1. Field of Invention
The present invention relates to a method for improving startability by using electric continuously variable valve timing (CVVT) control. More particularly, the present invention relates to a method that improves startability of vehicles equipped with an electric CVVT device, wherein a cam is located at a position just before a high pressure pump starts to be pressed.
2. Description of Related Art
The optimum opening/closing times of intake/exhaust valves can be generally different according to engine speed, engine load, etc. Therefore, a control technique for appropriate valve timing has been developed, wherein rotations of a camshaft are not determined according to the rotations of a crankshaft but are controlled according to a driving condition of an engine in order to get a predetermined displacement. This is called variable valve timing (VVT).
A continuously variable valve timing (CVVT) is one of variable valve timing methods, wherein valve timing can be controlled by an arbitrary value in predetermined ranges.
FIG. 1 is a cross-sectional view of a general camshaft (100) and a high pressure pump, wherein high pressure is exerted only when a lobe 30 presses a piston 12 of the high pressure pump 10.
Therefore, starting points for pressure increase are different according to positions of the camshaft 100, which leads to a starting delay. In spite of starting at the same time, pressure rising points start at different times because the camshaft 100 meets the lobe 30 of the high pressure pump 10 according to the position of the camshaft 100. As such, a pressure rising time is delayed.
A general CVVT control is fulfilled, as shown in FIG. 2 and FIG. 3, by a CVVT device mounted on the camshaft 100. In case of a dual CVVT, the control is performed by an intake CVVT 140 mounted on a cam 120 at an intake side and an exhaust CVVT 150 mounted on a cam 120 at an exhaust side.
Then, an angle calculation is performed by a rotation speed/load map input into an engine control unit (ECU) 60 when a base profile formed at the cam 120 supplies a phase difference.
If an oil control valve (OCV) 40 is supplied by an electric duty in order to rotate the camshaft 100, the OCV provides an advance chamber 142 or a retard chamber 144 in the CVVT device with high-pressure oil supplied into an oil pump attached to a driving system of an engine, and the camshaft 100 rotates in an advance or retard direction according to the amount of the supplied oil, so the cam profile of the CVVT device moves left or right.
Therefore, the CVVT device rotates much more than a predetermined cam profile in an advance or retard direction (for example, ±45 deg), so a valve overlap is generated.
A conventional mechanical CVVT drives the oil pump for the above operation and raises the hydraulic pressure of an engine and uses the hydraulic pressure, so the CVVT device cannot be moved during a low RPM condition (low hydraulic pressure condition) or starting off.
Also, in a case of a gasoline direct injection (GDI) engine, the GDI engine injects fuel at a higher pressure than in the conventional multi-position injection (MPI) engine and expedites fuel atomization, so an optimum air/fuel ratio can be obtained in spite of relatively little fuel. Further, the fuel is compressed as the drive cam 120 for high pressure pump rotates, the fuel flowed into the high pressure pump is compressed, and necessary rail pressure for injecting is obtained by repeated compression.

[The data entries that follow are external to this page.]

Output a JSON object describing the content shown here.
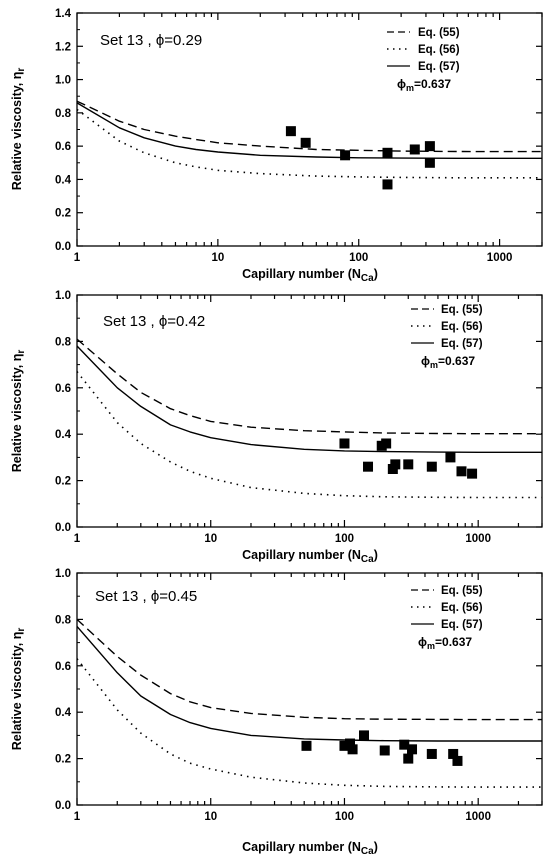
{
  "chart_data": [
    {
      "type": "line",
      "x_scale": "log",
      "xlim": [
        1,
        2000
      ],
      "ylim": [
        0,
        1.4
      ],
      "y_ticks": [
        "0.0",
        "0.2",
        "0.4",
        "0.6",
        "0.8",
        "1.0",
        "1.2",
        "1.4"
      ],
      "x_ticks": [
        "1",
        "10",
        "100",
        "1000"
      ],
      "xlabel": "Capillary number (N",
      "xlabel_sub": "Ca",
      "xlabel_close": ")",
      "ylabel": "Relative viscosity, η",
      "ylabel_sub": "r",
      "annotation": "Set 13 , ϕ=0.29",
      "phi_m_label": "ϕ",
      "phi_m_sub": "m",
      "phi_m_value": "=0.637",
      "legend": [
        {
          "label": "Eq. (55)",
          "style": "dashed"
        },
        {
          "label": "Eq. (56)",
          "style": "dotted"
        },
        {
          "label": "Eq. (57)",
          "style": "solid"
        }
      ],
      "series": [
        {
          "name": "Eq. (55)",
          "style": "dashed",
          "x": [
            1,
            2,
            3,
            5,
            7,
            10,
            20,
            50,
            100,
            200,
            500,
            1000,
            2000
          ],
          "y": [
            0.87,
            0.75,
            0.7,
            0.66,
            0.64,
            0.62,
            0.6,
            0.58,
            0.575,
            0.57,
            0.568,
            0.567,
            0.567
          ]
        },
        {
          "name": "Eq. (56)",
          "style": "dotted",
          "x": [
            1,
            2,
            3,
            5,
            7,
            10,
            20,
            50,
            100,
            200,
            500,
            1000,
            2000
          ],
          "y": [
            0.82,
            0.63,
            0.56,
            0.5,
            0.475,
            0.455,
            0.435,
            0.42,
            0.415,
            0.412,
            0.41,
            0.41,
            0.41
          ]
        },
        {
          "name": "Eq. (57)",
          "style": "solid",
          "x": [
            1,
            2,
            3,
            5,
            7,
            10,
            20,
            50,
            100,
            200,
            500,
            1000,
            2000
          ],
          "y": [
            0.86,
            0.71,
            0.65,
            0.6,
            0.58,
            0.565,
            0.545,
            0.535,
            0.53,
            0.528,
            0.527,
            0.527,
            0.527
          ]
        },
        {
          "name": "Data",
          "style": "markers",
          "x": [
            33,
            42,
            80,
            160,
            160,
            250,
            320,
            320
          ],
          "y": [
            0.69,
            0.62,
            0.545,
            0.56,
            0.37,
            0.58,
            0.6,
            0.5
          ]
        }
      ]
    },
    {
      "type": "line",
      "x_scale": "log",
      "xlim": [
        1,
        3000
      ],
      "ylim": [
        0,
        1.0
      ],
      "y_ticks": [
        "0.0",
        "0.2",
        "0.4",
        "0.6",
        "0.8",
        "1.0"
      ],
      "x_ticks": [
        "1",
        "10",
        "100",
        "1000"
      ],
      "xlabel": "Capillary number (N",
      "xlabel_sub": "Ca",
      "xlabel_close": ")",
      "ylabel": "Relative viscosity, η",
      "ylabel_sub": "r",
      "annotation": "Set 13 , ϕ=0.42",
      "phi_m_label": "ϕ",
      "phi_m_sub": "m",
      "phi_m_value": "=0.637",
      "legend": [
        {
          "label": "Eq. (55)",
          "style": "dashed"
        },
        {
          "label": "Eq. (56)",
          "style": "dotted"
        },
        {
          "label": "Eq. (57)",
          "style": "solid"
        }
      ],
      "series": [
        {
          "name": "Eq. (55)",
          "style": "dashed",
          "x": [
            1,
            2,
            3,
            5,
            7,
            10,
            20,
            50,
            100,
            200,
            500,
            1000,
            3000
          ],
          "y": [
            0.81,
            0.66,
            0.58,
            0.51,
            0.48,
            0.455,
            0.43,
            0.415,
            0.41,
            0.405,
            0.403,
            0.402,
            0.402
          ]
        },
        {
          "name": "Eq. (56)",
          "style": "dotted",
          "x": [
            1,
            2,
            3,
            5,
            7,
            10,
            20,
            50,
            100,
            200,
            500,
            1000,
            3000
          ],
          "y": [
            0.67,
            0.45,
            0.36,
            0.28,
            0.24,
            0.21,
            0.17,
            0.145,
            0.135,
            0.13,
            0.128,
            0.127,
            0.127
          ]
        },
        {
          "name": "Eq. (57)",
          "style": "solid",
          "x": [
            1,
            2,
            3,
            5,
            7,
            10,
            20,
            50,
            100,
            200,
            500,
            1000,
            3000
          ],
          "y": [
            0.78,
            0.6,
            0.52,
            0.44,
            0.41,
            0.385,
            0.355,
            0.335,
            0.328,
            0.325,
            0.323,
            0.322,
            0.322
          ]
        },
        {
          "name": "Data",
          "style": "markers",
          "x": [
            100,
            150,
            190,
            205,
            230,
            240,
            300,
            450,
            620,
            750,
            900
          ],
          "y": [
            0.36,
            0.26,
            0.35,
            0.36,
            0.25,
            0.27,
            0.27,
            0.26,
            0.3,
            0.24,
            0.23
          ]
        }
      ]
    },
    {
      "type": "line",
      "x_scale": "log",
      "xlim": [
        1,
        3000
      ],
      "ylim": [
        0,
        1.0
      ],
      "y_ticks": [
        "0.0",
        "0.2",
        "0.4",
        "0.6",
        "0.8",
        "1.0"
      ],
      "x_ticks": [
        "1",
        "10",
        "100",
        "1000"
      ],
      "xlabel": "Capillary number (N",
      "xlabel_sub": "Ca",
      "xlabel_close": ")",
      "ylabel": "Relative viscosity, η",
      "ylabel_sub": "r",
      "annotation": "Set 13 , ϕ=0.45",
      "phi_m_label": "ϕ",
      "phi_m_sub": "m",
      "phi_m_value": "=0.637",
      "legend": [
        {
          "label": "Eq. (55)",
          "style": "dashed"
        },
        {
          "label": "Eq. (56)",
          "style": "dotted"
        },
        {
          "label": "Eq. (57)",
          "style": "solid"
        }
      ],
      "series": [
        {
          "name": "Eq. (55)",
          "style": "dashed",
          "x": [
            1,
            2,
            3,
            5,
            7,
            10,
            20,
            50,
            100,
            200,
            500,
            1000,
            3000
          ],
          "y": [
            0.8,
            0.64,
            0.56,
            0.48,
            0.445,
            0.42,
            0.395,
            0.378,
            0.372,
            0.37,
            0.369,
            0.368,
            0.368
          ]
        },
        {
          "name": "Eq. (56)",
          "style": "dotted",
          "x": [
            1,
            2,
            3,
            5,
            7,
            10,
            20,
            50,
            100,
            200,
            500,
            1000,
            3000
          ],
          "y": [
            0.63,
            0.41,
            0.31,
            0.22,
            0.18,
            0.155,
            0.12,
            0.095,
            0.085,
            0.08,
            0.078,
            0.077,
            0.077
          ]
        },
        {
          "name": "Eq. (57)",
          "style": "solid",
          "x": [
            1,
            2,
            3,
            5,
            7,
            10,
            20,
            50,
            100,
            200,
            500,
            1000,
            3000
          ],
          "y": [
            0.77,
            0.57,
            0.47,
            0.39,
            0.355,
            0.33,
            0.3,
            0.285,
            0.28,
            0.277,
            0.276,
            0.276,
            0.276
          ]
        },
        {
          "name": "Data",
          "style": "markers",
          "x": [
            52,
            100,
            110,
            115,
            140,
            200,
            280,
            300,
            320,
            450,
            650,
            700
          ],
          "y": [
            0.255,
            0.255,
            0.265,
            0.24,
            0.3,
            0.235,
            0.26,
            0.2,
            0.24,
            0.22,
            0.22,
            0.19
          ]
        }
      ]
    }
  ]
}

However, in a startability aspect, in order to form sufficient pressure at a low temperature, cranking time is long, so a much longer time compared with a conventional engine is needed.
That is, three or four lobes 30 for high pressure pumping are processed at the camshaft 100 according to the layout condition, and engine speed is generally low in a cranking interval and the high pressure pump 10 needs longer time to meet the lobe 30, so longer time is needed for the entire starting process.
The information disclosed in this Background section is only for enhancement of understanding of the general background of the invention and should not be taken as an acknowledgement or any form of suggestion that this information forms the prior art already known to a person skilled in the art.